The arrival of the Fox Business News channel is to its backers comparable to the cavalry coming over the hill to save the business world, if not the capitalist system, from detractors if not from itself. Whereas Jesus sought to drive the moneychangers from the Temple, Fox's Roger Ailes has his sights on those subversive "liberals' who have wormed their way into posing a friends of business world on CNBC. He has vowed to blow them away.
CNBC's owner General Electric, a company known for its corporate conservatism, and its past patronage of Ronald Reagan, has to be amused to find itself on Rupert Murdoch's enemies list. Speaking of CNBC, Murdoch sounded like the Grinch of Christmas past in hinting but never really spelling out his agenda:
A British outlet quotes him. "They dwell too much on failures or scandals," Murdoch said last week. "We don't get up every morning thinking business is bad," said Ailes. "Many times I've seen things on CNBC where they are not as friendly to corporations and profits as they should be."
Ironically, on the same day that Fox took to air, one of the institutions Murdoch seems to admire, the Chinese Communist Party (CCP), opened its Congress in Beijing with its own plan for politically correct capitalism. They too are purging their liberals. What symmetry! (Hu may be on first but Rupert is pitching.)
Back in New York, on Wall Street, the credit crisis just won't go away with a new wave of major defaults on loans, banks reporting billions in write downs and losses and fresh warnings from the Chairman of the Federal Reserve Bank that the economic slowdown is here. An economist at Goldman Sachs dismissed a new plan by three big banks and the Treasury Department to "calm debts in housing" as a "P.R. move." PR for business is at the heart of the Fox Biz mission.
In other words, the business arena is a lot messier and more complex than the political arena which Fox News was able to polarize with simplistic pro-war slogans, personality baiting and and us versus them patriotically-correct deception.. A mechanistic pro-business versus anti-business frame is not the same and is not going to work.
That's why Roger has paid more attention to sizzle than steak with a new stable of foxy presenters aimed more at the eye than the head. Snazzy graphics, hot colors, and special music is complemented by "conversational" anchors round out the carefully thought out packaging. At least one show will come from a bar. After all, he is competing against sexy "money honeys" like CNBC's Maria Bartiromo.
TV can't be all slogans and flag waving-a reality than many Fox critics miss by just focusing on what is said and not on the attitudes and look that drive Fox's audience-friendly media environment
One of his big problems is a changing mood in a country that does not share the upbeat pro-business optimism that pours like a nightly sermon out of the mouths of Neil Cavuto and clones. (Ultimately, Fox Business may be more of a religious channel than a news outlet with its faith-based approach.)
They are competing with more on TV and in the popular culture than CNBC or Bloomberg.
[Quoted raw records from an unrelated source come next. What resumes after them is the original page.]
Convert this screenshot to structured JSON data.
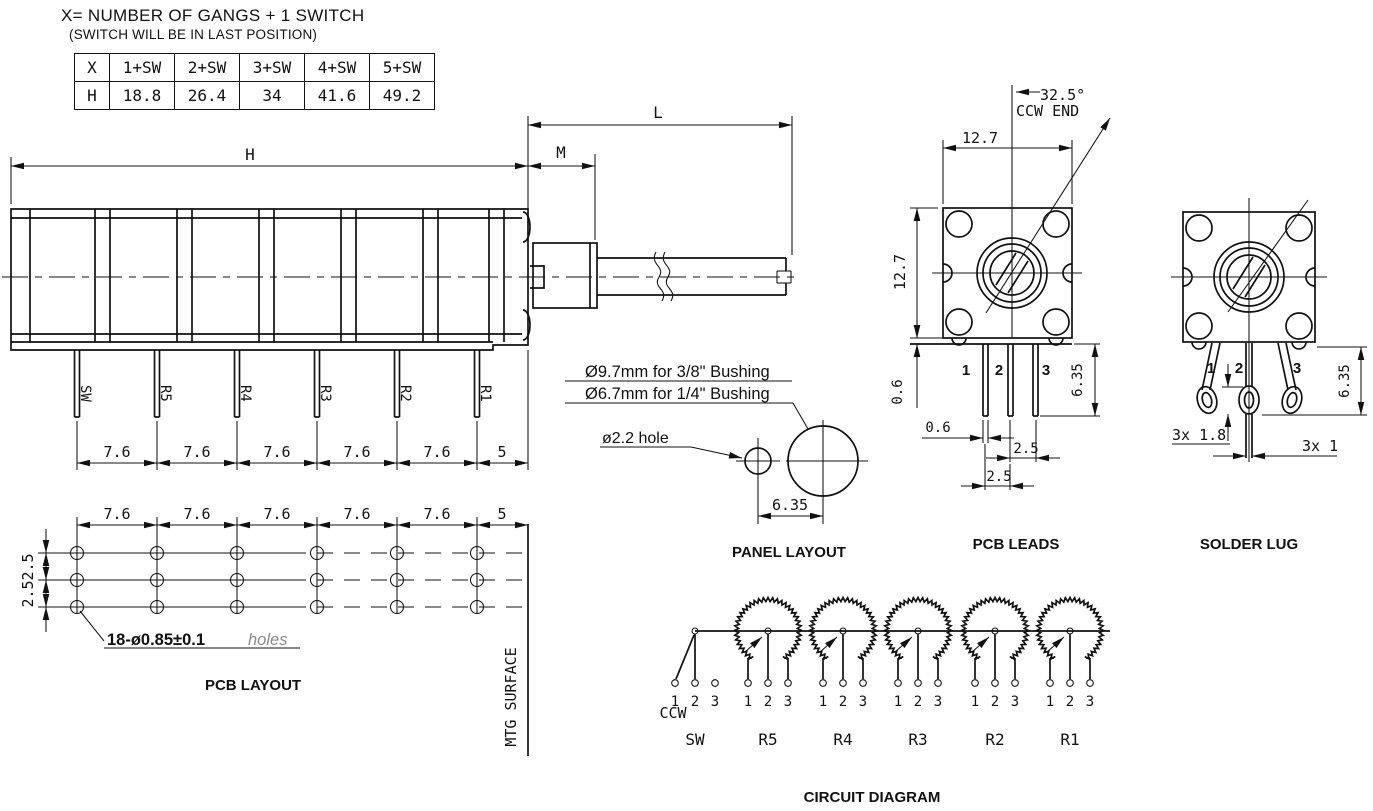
{
  "note": {
    "line1": "X= NUMBER OF GANGS + 1 SWITCH",
    "line2": "(SWITCH WILL BE IN LAST POSITION)"
  },
  "table": {
    "row1": [
      "X",
      "1+SW",
      "2+SW",
      "3+SW",
      "4+SW",
      "5+SW"
    ],
    "row2": [
      "H",
      "18.8",
      "26.4",
      "34",
      "41.6",
      "49.2"
    ]
  },
  "side_view": {
    "dim_h": "H",
    "dim_m": "M",
    "dim_l": "L",
    "leads": [
      "SW",
      "R5",
      "R4",
      "R3",
      "R2",
      "R1"
    ],
    "pitch": [
      "7.6",
      "7.6",
      "7.6",
      "7.6",
      "7.6",
      "5"
    ]
  },
  "pcb_layout": {
    "title": "PCB LAYOUT",
    "pitch": [
      "7.6",
      "7.6",
      "7.6",
      "7.6",
      "7.6",
      "5"
    ],
    "row_pitch": [
      "2.5",
      "2.5"
    ],
    "holes_note": "18-ø0.85±0.1",
    "holes_word": "holes",
    "mtg": "MTG  SURFACE"
  },
  "panel_layout": {
    "title": "PANEL LAYOUT",
    "note1": "Ø9.7mm for 3/8\" Bushing",
    "note2": "Ø6.7mm for 1/4\" Bushing",
    "hole_note": "ø2.2  hole",
    "dim": "6.35"
  },
  "pcb_leads": {
    "title": "PCB LEADS",
    "angle": "32.5°",
    "ccw_end": "CCW END",
    "dim_width": "12.7",
    "dim_height": "12.7",
    "dim_seat": "0.6",
    "dim_pin_width": "0.6",
    "dim_pin_length": "6.35",
    "dim_pitch_23": "2.5",
    "dim_pitch_12": "2.5",
    "pins": [
      "1",
      "2",
      "3"
    ]
  },
  "solder_lug": {
    "title": "SOLDER LUG",
    "pins": [
      "1",
      "2",
      "3"
    ],
    "dim_length": "6.35",
    "dim_hole": "3x  1.8",
    "dim_thickness": "3x  1"
  },
  "circuit": {
    "title": "CIRCUIT DIAGRAM",
    "ccw": "CCW",
    "units": [
      {
        "name": "SW",
        "pins": [
          "1",
          "2",
          "3"
        ]
      },
      {
        "name": "R5",
        "pins": [
          "1",
          "2",
          "3"
        ]
      },
      {
        "name": "R4",
        "pins": [
          "1",
          "2",
          "3"
        ]
      },
      {
        "name": "R3",
        "pins": [
          "1",
          "2",
          "3"
        ]
      },
      {
        "name": "R2",
        "pins": [
          "1",
          "2",
          "3"
        ]
      },
      {
        "name": "R1",
        "pins": [
          "1",
          "2",
          "3"
        ]
      }
    ]
  }
}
CSI Miami recently worked the practices of abusive credit card companies into a primetime drama, A correspondent who saw it told me, "while highly dramatized to be sure, the message was pretty clear--"beware the credit card industry/offers young people!" Capital One ads were oddly absent during the show. The episode was entitled "Bang, Bang, Your Debt" and is available for viewing in full on Innertube." Check out the new George Clooney flick Michael Clayton for a tale of more corporate perfidy.
Gary Younge of the Guardian has reported on a deeper shift in American attitudes that perhaps he can see more clearly as a foreigner:
"This sense of optimism has been in retreat in almost every sense over the past few years. According to Rasmussen polls, just 21% of Americans believe the country is on the right track, a figure that has fallen by more than a half since the presidential election of 2004. Meanwhile only a third think the country's best days are yet to come, as opposed to 43% who believe they have come and gone - again a steep decline on three years ago. These are not one-offs. In the past 18 months almost every poll that has asked Americans about their country's direction has produced among the most pessimistic responses on record - a more extended period than anyone can remember since Watergate.